30 de dezembro de 2012

Sílica

Na fuga a esta humidade que aos olhos me chega das memórias, das tristezas de alegrias passadas que já não acontecem mais, há as letras que escrevo. Me, te, vos escrevo. 
Quando compro sapatos fico feliz quando um operário foi atencioso o suficiente de colocar um saquinho com sílica na caixa, fico informado, pelo diminuto texto no saquinho, que nos meus sapatos não há humidades mal-vindas e que não se pode comer a sílica. Quando era pequeno vivia fascinado pelas esferas saltitonas de sílica que estavam dentro desse saquinho como se fossem uma areia gorda e demasiado perfeita para ser natural e onde as ondas da humidade do calçado morriam sem deixar nem espuma. .
Hoje eu até já pago o meu próprio calçado e já não insisto em trazer as caixas de sapatilhas garridas (que inversamente ao poder de compra deixei de ter vontade de possuir) para casa, produzo a minha própria sílica. Mas em vez de pedrinhas esféricas nas pálpebras tenho letras nos dedos. Com essas letras faço palavras e nunca o mundo vê uma lágrima minha como se cada letra fosse um quilo de cimento que endurece as minhas pestanas formando uma barragem que armazena lágrimas a montante, amontoando-se até serem absorvidas por lençóis de água interiores, tsunamis de energia que desaguam na ponta da caneta.

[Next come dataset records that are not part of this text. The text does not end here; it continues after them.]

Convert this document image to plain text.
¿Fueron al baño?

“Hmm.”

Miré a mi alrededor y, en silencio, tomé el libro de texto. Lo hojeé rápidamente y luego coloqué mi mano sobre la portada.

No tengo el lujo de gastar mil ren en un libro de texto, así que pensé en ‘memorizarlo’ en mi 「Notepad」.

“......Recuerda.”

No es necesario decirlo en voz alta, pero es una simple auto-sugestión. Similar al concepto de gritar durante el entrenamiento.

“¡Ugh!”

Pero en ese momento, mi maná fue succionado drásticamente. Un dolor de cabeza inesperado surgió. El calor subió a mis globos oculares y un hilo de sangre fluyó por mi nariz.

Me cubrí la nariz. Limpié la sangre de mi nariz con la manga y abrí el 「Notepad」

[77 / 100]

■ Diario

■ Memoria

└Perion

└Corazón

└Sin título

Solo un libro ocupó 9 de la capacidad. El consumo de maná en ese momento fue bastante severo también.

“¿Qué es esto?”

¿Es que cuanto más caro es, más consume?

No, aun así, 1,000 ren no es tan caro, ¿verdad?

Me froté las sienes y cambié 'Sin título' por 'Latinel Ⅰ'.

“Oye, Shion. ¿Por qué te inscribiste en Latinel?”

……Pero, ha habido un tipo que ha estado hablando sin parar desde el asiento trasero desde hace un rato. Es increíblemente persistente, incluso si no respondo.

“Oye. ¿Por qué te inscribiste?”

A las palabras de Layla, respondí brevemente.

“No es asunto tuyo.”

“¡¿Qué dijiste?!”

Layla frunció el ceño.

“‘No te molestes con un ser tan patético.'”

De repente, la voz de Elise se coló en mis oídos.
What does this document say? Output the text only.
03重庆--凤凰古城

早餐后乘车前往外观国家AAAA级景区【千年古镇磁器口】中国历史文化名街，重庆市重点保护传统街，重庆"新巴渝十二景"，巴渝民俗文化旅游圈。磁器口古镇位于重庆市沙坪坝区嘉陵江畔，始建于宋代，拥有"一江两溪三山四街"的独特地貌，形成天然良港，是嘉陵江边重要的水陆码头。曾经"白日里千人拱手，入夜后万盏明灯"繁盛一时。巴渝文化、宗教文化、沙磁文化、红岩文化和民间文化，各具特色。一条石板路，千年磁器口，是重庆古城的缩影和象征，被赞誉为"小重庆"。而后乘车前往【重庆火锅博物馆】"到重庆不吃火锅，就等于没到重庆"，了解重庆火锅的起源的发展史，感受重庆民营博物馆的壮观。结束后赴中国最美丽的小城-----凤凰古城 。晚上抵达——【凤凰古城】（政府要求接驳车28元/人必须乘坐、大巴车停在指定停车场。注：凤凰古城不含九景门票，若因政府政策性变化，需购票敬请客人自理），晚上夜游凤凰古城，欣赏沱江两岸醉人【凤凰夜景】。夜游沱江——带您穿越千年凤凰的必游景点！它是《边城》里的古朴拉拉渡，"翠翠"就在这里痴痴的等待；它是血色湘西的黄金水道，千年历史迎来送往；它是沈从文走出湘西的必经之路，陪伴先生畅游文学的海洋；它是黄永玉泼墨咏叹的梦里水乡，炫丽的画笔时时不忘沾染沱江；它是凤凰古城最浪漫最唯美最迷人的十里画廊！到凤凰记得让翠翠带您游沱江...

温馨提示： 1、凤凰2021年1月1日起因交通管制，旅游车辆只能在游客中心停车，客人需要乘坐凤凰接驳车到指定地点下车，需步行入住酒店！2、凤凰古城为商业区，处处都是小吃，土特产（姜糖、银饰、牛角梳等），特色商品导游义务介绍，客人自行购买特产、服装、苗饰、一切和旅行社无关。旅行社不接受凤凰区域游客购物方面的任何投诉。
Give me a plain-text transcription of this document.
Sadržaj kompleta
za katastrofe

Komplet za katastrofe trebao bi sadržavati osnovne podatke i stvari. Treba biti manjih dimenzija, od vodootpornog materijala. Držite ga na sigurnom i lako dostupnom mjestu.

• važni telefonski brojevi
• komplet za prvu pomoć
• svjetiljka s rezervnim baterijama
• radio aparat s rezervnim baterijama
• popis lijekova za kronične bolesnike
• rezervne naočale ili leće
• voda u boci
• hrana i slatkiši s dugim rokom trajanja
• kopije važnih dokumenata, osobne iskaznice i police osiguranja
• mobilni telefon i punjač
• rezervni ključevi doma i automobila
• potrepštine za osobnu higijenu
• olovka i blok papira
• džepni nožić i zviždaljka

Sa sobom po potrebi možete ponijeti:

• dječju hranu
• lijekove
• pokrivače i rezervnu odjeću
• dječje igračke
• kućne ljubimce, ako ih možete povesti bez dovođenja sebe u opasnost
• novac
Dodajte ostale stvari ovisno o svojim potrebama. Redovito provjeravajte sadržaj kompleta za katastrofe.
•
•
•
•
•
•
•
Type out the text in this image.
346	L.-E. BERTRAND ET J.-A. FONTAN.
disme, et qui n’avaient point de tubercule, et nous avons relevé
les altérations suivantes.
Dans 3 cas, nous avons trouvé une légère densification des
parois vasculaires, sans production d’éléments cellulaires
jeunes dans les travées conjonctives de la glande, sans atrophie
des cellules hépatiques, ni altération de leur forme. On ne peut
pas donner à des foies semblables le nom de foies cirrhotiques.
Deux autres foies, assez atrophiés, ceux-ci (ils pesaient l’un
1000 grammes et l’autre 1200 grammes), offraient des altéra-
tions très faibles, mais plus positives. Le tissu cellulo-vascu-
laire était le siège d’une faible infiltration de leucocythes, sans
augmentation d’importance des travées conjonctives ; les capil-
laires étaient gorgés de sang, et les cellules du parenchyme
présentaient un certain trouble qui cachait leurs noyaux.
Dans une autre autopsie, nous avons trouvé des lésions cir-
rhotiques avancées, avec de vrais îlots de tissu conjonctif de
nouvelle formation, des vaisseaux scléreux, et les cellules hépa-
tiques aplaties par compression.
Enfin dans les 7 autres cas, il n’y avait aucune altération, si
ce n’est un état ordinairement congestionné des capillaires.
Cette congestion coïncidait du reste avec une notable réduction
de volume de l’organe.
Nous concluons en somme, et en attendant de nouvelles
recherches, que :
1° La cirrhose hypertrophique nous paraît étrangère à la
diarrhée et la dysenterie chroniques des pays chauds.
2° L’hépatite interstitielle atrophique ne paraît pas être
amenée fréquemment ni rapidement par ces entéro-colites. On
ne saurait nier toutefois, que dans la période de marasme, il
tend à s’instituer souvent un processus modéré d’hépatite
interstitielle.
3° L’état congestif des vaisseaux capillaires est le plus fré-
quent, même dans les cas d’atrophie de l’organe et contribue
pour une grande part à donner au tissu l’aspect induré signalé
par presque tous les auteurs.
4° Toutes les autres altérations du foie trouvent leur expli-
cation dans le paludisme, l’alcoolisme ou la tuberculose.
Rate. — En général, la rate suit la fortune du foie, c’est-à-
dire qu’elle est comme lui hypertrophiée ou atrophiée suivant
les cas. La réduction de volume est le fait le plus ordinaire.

Às vezes penso que podia destruir, atacar uma ilha em mim com correntes de escrita e alagá-la sem tempo para evacuações. Aquelas ilhas que nos dizem com a idade serem destruídas. Bondade, inocência e paciência. Baluartes do tempo no qual não sentíamos tanto essas dores de já ter crescido e nos terem mentido quando diziam que quando fossemos velhos mingávamos. Pudesse eu mingar e recuava até hoje. Porque hoje sou feliz e escrevo. Me, te, vos escrevo. 
E, como até a rir tantas vezes se chora, a sílica fielmente espera o seu uso dentro de mim com a paciência dos tais saquinhos que repousam dentro de uma caixa de sapatos que saíram de moda em 2008 e que um dia vão para o lixo, com o orgulho sem glória de ter feito um excelente trabalho.